Quintessential NYC: Marathon 2019
Today, November 3rd, more than 50,000 are running the TCS New York City Marathon, now in its 49th year. And tens of thousands of New Yorkers, including me, got up early on Sunday morning (Fall Back 2019 helped) and cheered on these athletes–elite and non-elite alike. I found my way to Ft. Greene in Brooklyn, which is around mile eight in the course. People in coats lined Lafayette Avenue. They held signs, yelled encouragement and rang noisemakers. Some looked for friends, hoping for a fleeting glance.

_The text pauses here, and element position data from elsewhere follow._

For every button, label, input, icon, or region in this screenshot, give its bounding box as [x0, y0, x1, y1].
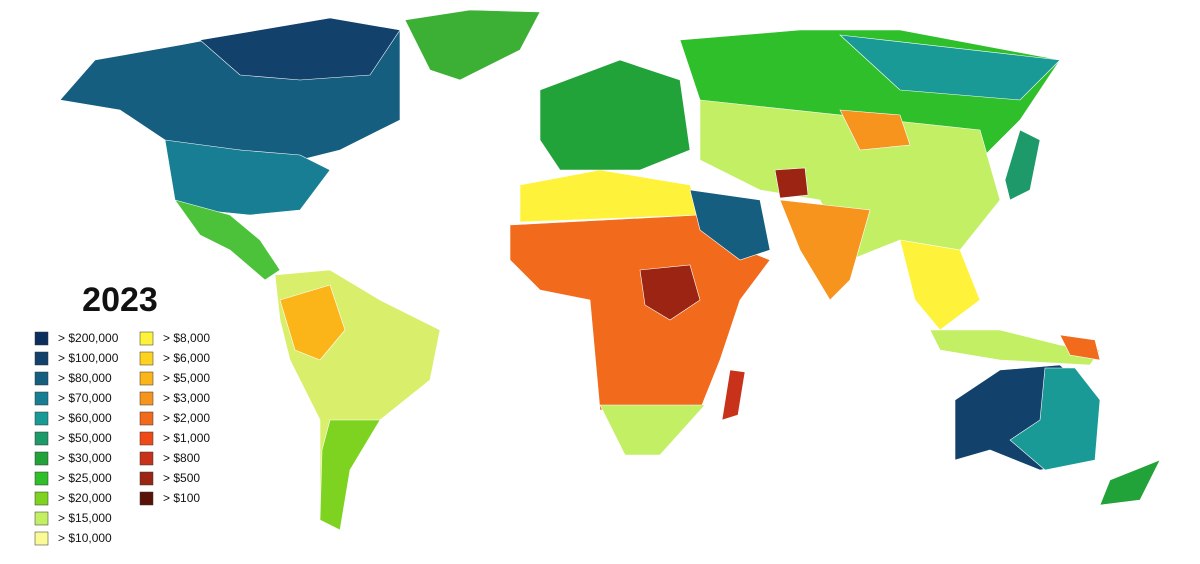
legend-label: > $80,000 [58, 371, 112, 385]
legend: > $200,000 > $100,000 > $80,000 > $70,000 > … [34, 331, 210, 546]
legend-swatch [34, 331, 49, 346]
legend-label: > $15,000 [58, 511, 112, 525]
legend-label: > $200,000 [58, 331, 119, 345]
asia [699, 99, 1001, 261]
greenland [404, 9, 541, 81]
legend-swatch [34, 531, 49, 546]
legend-label: > $8,000 [163, 331, 210, 345]
new-guinea [1059, 334, 1101, 361]
legend-swatch [139, 431, 154, 446]
europe [539, 59, 691, 171]
legend-swatch [139, 371, 154, 386]
legend-label: > $100,000 [58, 351, 119, 365]
legend-label: > $1,000 [163, 431, 210, 445]
central-asia [839, 109, 911, 151]
legend-label: > $25,000 [58, 471, 112, 485]
central-america [174, 199, 281, 281]
legend-label: > $20,000 [58, 491, 112, 505]
southern-africa [599, 404, 706, 456]
andes [279, 284, 346, 361]
japan [1004, 129, 1041, 201]
arctic-canada [199, 17, 401, 81]
legend-swatch [139, 471, 154, 486]
legend-swatch [139, 391, 154, 406]
legend-label: > $5,000 [163, 371, 210, 385]
legend-label: > $100 [163, 491, 200, 505]
legend-swatch [34, 431, 49, 446]
legend-label: > $70,000 [58, 391, 112, 405]
land [59, 9, 1161, 531]
legend-label: > $10,000 [58, 531, 112, 545]
legend-swatch [34, 391, 49, 406]
legend-label: > $6,000 [163, 351, 210, 365]
legend-swatch [139, 331, 154, 346]
map-title: 2023 [82, 281, 158, 319]
legend-swatch [34, 371, 49, 386]
legend-label: > $50,000 [58, 431, 112, 445]
legend-swatch [34, 351, 49, 366]
legend-label: > $3,000 [163, 391, 210, 405]
south-cone [319, 419, 381, 531]
central-africa [639, 264, 701, 321]
siberia [839, 34, 1061, 101]
legend-swatch [139, 411, 154, 426]
legend-label: > $500 [163, 471, 200, 485]
legend-swatch [34, 471, 49, 486]
legend-label: > $800 [163, 451, 200, 465]
legend-label: > $60,000 [58, 411, 112, 425]
legend-label: > $2,000 [163, 411, 210, 425]
legend-swatch [139, 351, 154, 366]
new-zealand [1099, 459, 1161, 506]
middle-east [689, 189, 771, 261]
southeast-asia [899, 239, 981, 331]
legend-swatch [34, 411, 49, 426]
legend-swatch [139, 451, 154, 466]
legend-swatch [139, 491, 154, 506]
legend-label: > $30,000 [58, 451, 112, 465]
india [779, 199, 871, 301]
legend-swatch [34, 511, 49, 526]
legend-swatch [34, 491, 49, 506]
madagascar [721, 369, 746, 421]
east-australia [1009, 367, 1101, 471]
legend-swatch [34, 451, 49, 466]
afghanistan [774, 167, 809, 199]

More often than not they encouraged absolute strangers to push on.
NYC often gets a bad rap. The city doesn’t cheer for everything and isn’t always the friendliest. But on this first November Sunday, New Yorkers come out in droves, put up with street closures and deal with hard-to-navigate neighborhoods in Brooklyn, Queens, the Bronx and Manhattan. We cheer for the runners. We cheer for our city. We cheer for one another. It is massive and fun, especially on the sidelines where just showing up is all you need to do.
I still consider myself an athlete. I swim. I run. Just not a marathon. Well I did run a sub three hour marathon in 1977. I, though, won’t run another one. It took me weeks to recover. WEEKS. And, I was in great shape and young.
While I applaud all of the runners, I know the marathon’s history. It’s named after a run that killed a guy in ancient Greece. In 490 B.C. soldier Pheidippides ran 25 miles to let other soldiers know about a victory. He, then, keeled over and died. That is not exactly a great sales pitch for the race. And, even though I did well 42 years ago in my first marathon, I won’t hit the pavement anytime soon. Not for this distance. A 5K. Sure. A 10K. Fine. A half-marathon. OK. But longer than that, NO WAY.
You’ll see me on the sidelines cheering everyone on. Even the morning after my show’s performance. But, I can’t imagine any reason I’d consider going another 26.2 miles. No reason at all.
I’m a cheerleader now, and happy to be one.